Diminati 10 Ribu Pendaftar, Mentrans Iftitah Sulaiman Minta Seleksi Ekspedisi Patriot 2026 Objektif
Mentrans Iftitah Sulaiman Minta proses rekrutmen hingga pengumuman kelulusan peserta Ekspedisi Patriot 2026 dijalankan secara transparan.
Ringkasan Berita:
- Menteri Transmigrasi RI, Muhammad Iftitah Sulaiman Suryanagara mengeluarkan arahan tegas ke seluruh perguruan tinggi mitra pelaksana seleksi Tim Ekspedisi Patriot (TEP) 2026.
- Iftitah menginstruksikan agar proses rekrutmen hingga pengumuman kelulusan para peserta dijalankan secara transparan.
- Arahan ini disampaikan menjelang pengumuman hasil seleksi TEP 2026 yang pada tahun ini mencatatkan antusiasme sangat tinggi dari generasi muda di tanah air.

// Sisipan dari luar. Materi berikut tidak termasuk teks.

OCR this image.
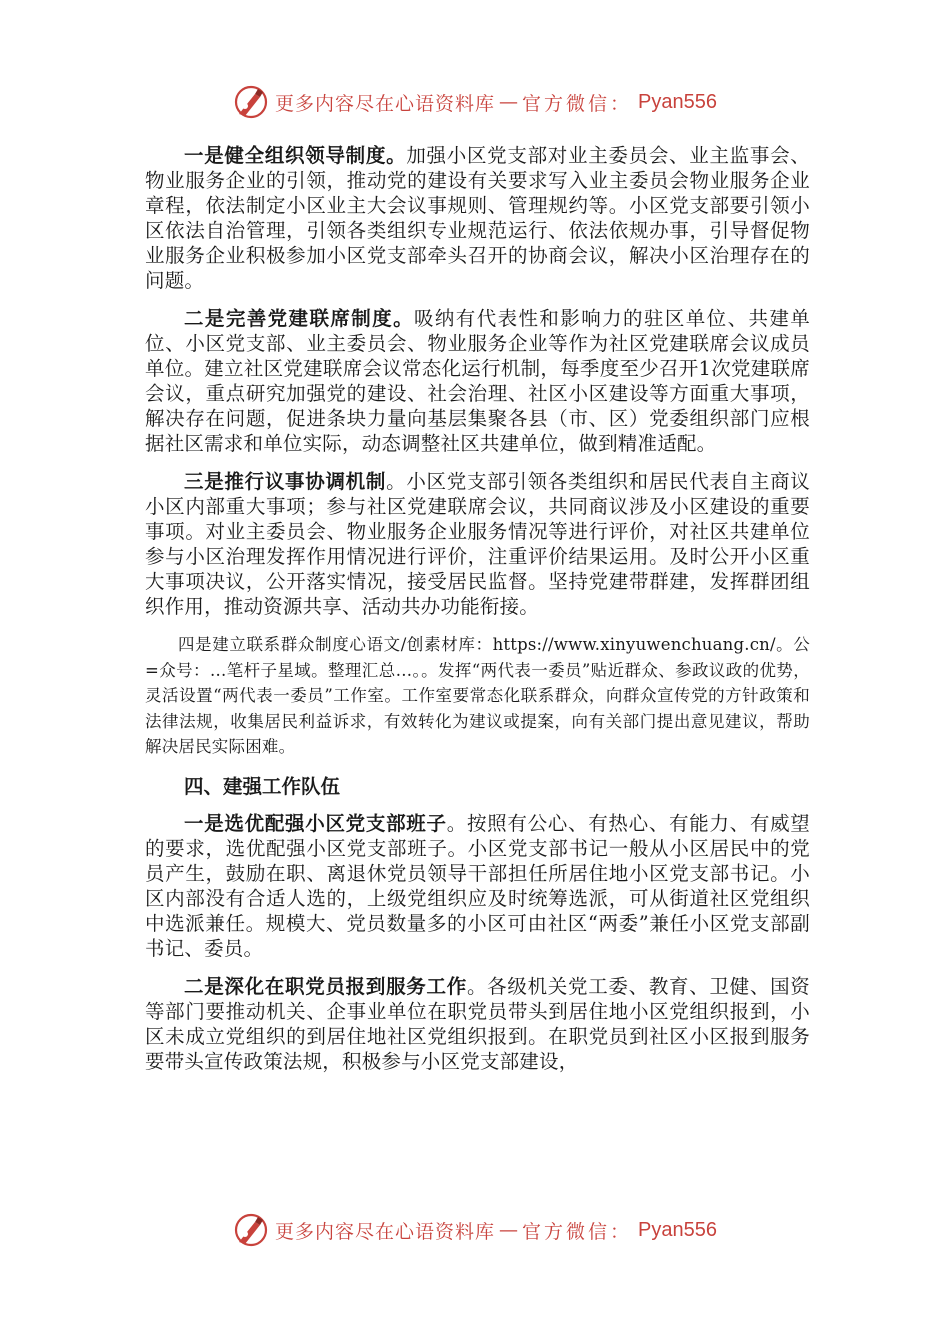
更多内容尽在心语资料库 — 官方微信： Pyan556

一是健全组织领导制度。加强小区党支部对业主委员会、业主监事会、物业服务企业的引领，推动党的建设有关要求写入业主委员会物业服务企业章程，依法制定小区业主大会议事规则、管理规约等。小区党支部要引领小区依法自治管理，引领各类组织专业规范运行、依法依规办事，引导督促物业服务企业积极参加小区党支部牵头召开的协商会议，解决小区治理存在的问题。

二是完善党建联席制度。吸纳有代表性和影响力的驻区单位、共建单位、小区党支部、业主委员会、物业服务企业等作为社区党建联席会议成员单位。建立社区党建联席会议常态化运行机制，每季度至少召开1次党建联席会议，重点研究加强党的建设、社会治理、社区小区建设等方面重大事项，解决存在问题，促进条块力量向基层集聚各县（市、区）党委组织部门应根据社区需求和单位实际，动态调整社区共建单位，做到精准适配。

三是推行议事协调机制。小区党支部引领各类组织和居民代表自主商议小区内部重大事项；参与社区党建联席会议，共同商议涉及小区建设的重要事项。对业主委员会、物业服务企业服务情况等进行评价，对社区共建单位参与小区治理发挥作用情况进行评价，注重评价结果运用。及时公开小区重大事项决议，公开落实情况，接受居民监督。坚持党建带群建，发挥群团组织作用，推动资源共享、活动共办功能衔接。

四是建立联系群众制度心语文/创素材库：https://www.xinyuwenchuang.cn/。公=众号：…笔杆子星域。整理汇总…。。发挥“两代表一委员”贴近群众、参政议政的优势，灵活设置“两代表一委员”工作室。工作室要常态化联系群众，向群众宣传党的方针政策和法律法规，收集居民利益诉求，有效转化为建议或提案，向有关部门提出意见建议，帮助解决居民实际困难。

四、建强工作队伍

一是选优配强小区党支部班子。按照有公心、有热心、有能力、有威望的要求，选优配强小区党支部班子。小区党支部书记一般从小区居民中的党员产生，鼓励在职、离退休党员领导干部担任所居住地小区党支部书记。小区内部没有合适人选的，上级党组织应及时统筹选派，可从街道社区党组织中选派兼任。规模大、党员数量多的小区可由社区“两委”兼任小区党支部副书记、委员。

二是深化在职党员报到服务工作。各级机关党工委、教育、卫健、国资等部门要推动机关、企事业单位在职党员带头到居住地小区党组织报到，小区未成立党组织的到居住地社区党组织报到。在职党员到社区小区报到服务要带头宣传政策法规，积极参与小区党支部建设，

更多内容尽在心语资料库 — 官方微信： Pyan556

TRIBUNNEWS.COM, JAKARTA - Menteri Transmigrasi RI, Muhammad Iftitah Sulaiman Suryanagara mengeluarkan arahan tegas kepada seluruh perguruan tinggi mitra pelaksana seleksi Tim Ekspedisi Patriot (TEP) 2026.
Ia menginstruksikan agar proses rekrutmen hingga pengumuman kelulusan para peserta dijalankan secara transparan, objektif, profesional, serta akuntabel tanpa adanya intervensi pihak luar.
Arahan ini disampaikan menjelang pengumuman hasil seleksi TEP 2026 yang pada tahun ini mencatatkan antusiasme sangat tinggi dari generasi muda di tanah air.
Hingga batas akhir pendaftaran, tercatat sebanyak 10.359 peserta dari hampir 1.992 perguruan tinggi di seluruh Indonesia mendaftarkan diri.
Sementara, kuota yang tersedia hanya untuk 1.230 peserta dan 246 ketua tim.
"Keberhasilan Program Tim Ekspedisi Patriot tidak hanya diukur dari jumlah peserta yang diberangkatkan, tetapi juga dari kemampuan kita menjaga kepercayaan publik terhadap proses yang dijalankan," ujar Iftitah di Jakarta, Selasa (2/6/2026).
Baca juga: Kementrans Kembangkan Potensi 154 Kawasan Transmigrasi dari Riset Tim Ekspedisi Patriot 2025
Iftitah menjelaskan, Kementerian Transmigrasi memberikan kepercayaan penuh kepada jajaran akademisi di perguruan tinggi mitra untuk menjalankan proses seleksi sesuai standar akademik dan integritas masing-masing institusi.
Pihak universitas diminta membuka secara transparan kriteria, mekanisme, serta prinsip penilaian yang digunakan dalam menyaring para pendaftar.
Ia juga menegaskan tidak boleh ada arahan khusus, titipan tempat, maupun perlakuan istimewa terhadap nama-nama tertentu selama proses seleksi berjalan.
"Tim Ekspedisi Patriot tidak mencari peserta yang memiliki akses atau kedekatan paling kuat, melainkan peserta yang memiliki kapasitas terbaik untuk mengabdi kepada Indonesia. Lebih baik kita kehilangan peserta yang memiliki kedekatan, daripada kehilangan peserta terbaik yang memiliki kapasitas," tegas Iftitah.
Guna mendukung prinsip transparansi, Iftitah meminta agar seluruh dokumen fisik maupun hasil penilaian digital didokumentasikan dengan rapi.
Arsip ini dinilai penting sebagai bentuk pertanggungjawaban publik serta bahan evaluasi berkala di masa mendatang.
Baca juga: Apresiasi Laporan Tim Ekspedisi Patriot UI, Mentrans Siap Tindaklanjuti untuk Bisa Menarik Investasi
Bagi pendaftar yang nantinya tidak lolos seleksi, Iftitah mengingatkan agar tidak berkecil hati.
Kegagalan tersebut murni merupakan konsekuensi logis dari keterbatasan kuota program dibandingkan jumlah pendaftar yang melimpah.
Sebagai bentuk keberlanjutan program, kementerian akan merangkul seluruh pendaftar melalui wadah "Komunitas Sahabat Patriot".
Komunitas ini diproyeksikan sebagai ruang belajar, kolaborasi, dan aktualisasi pengabdian pemuda bagi kemajuan desa dan kawasan transmigrasi.
"Seluruh pendaftar adalah aset bangsa. Yang membedakan hanyalah kesempatan dan waktu pengabdiannya," tandas Iftitah.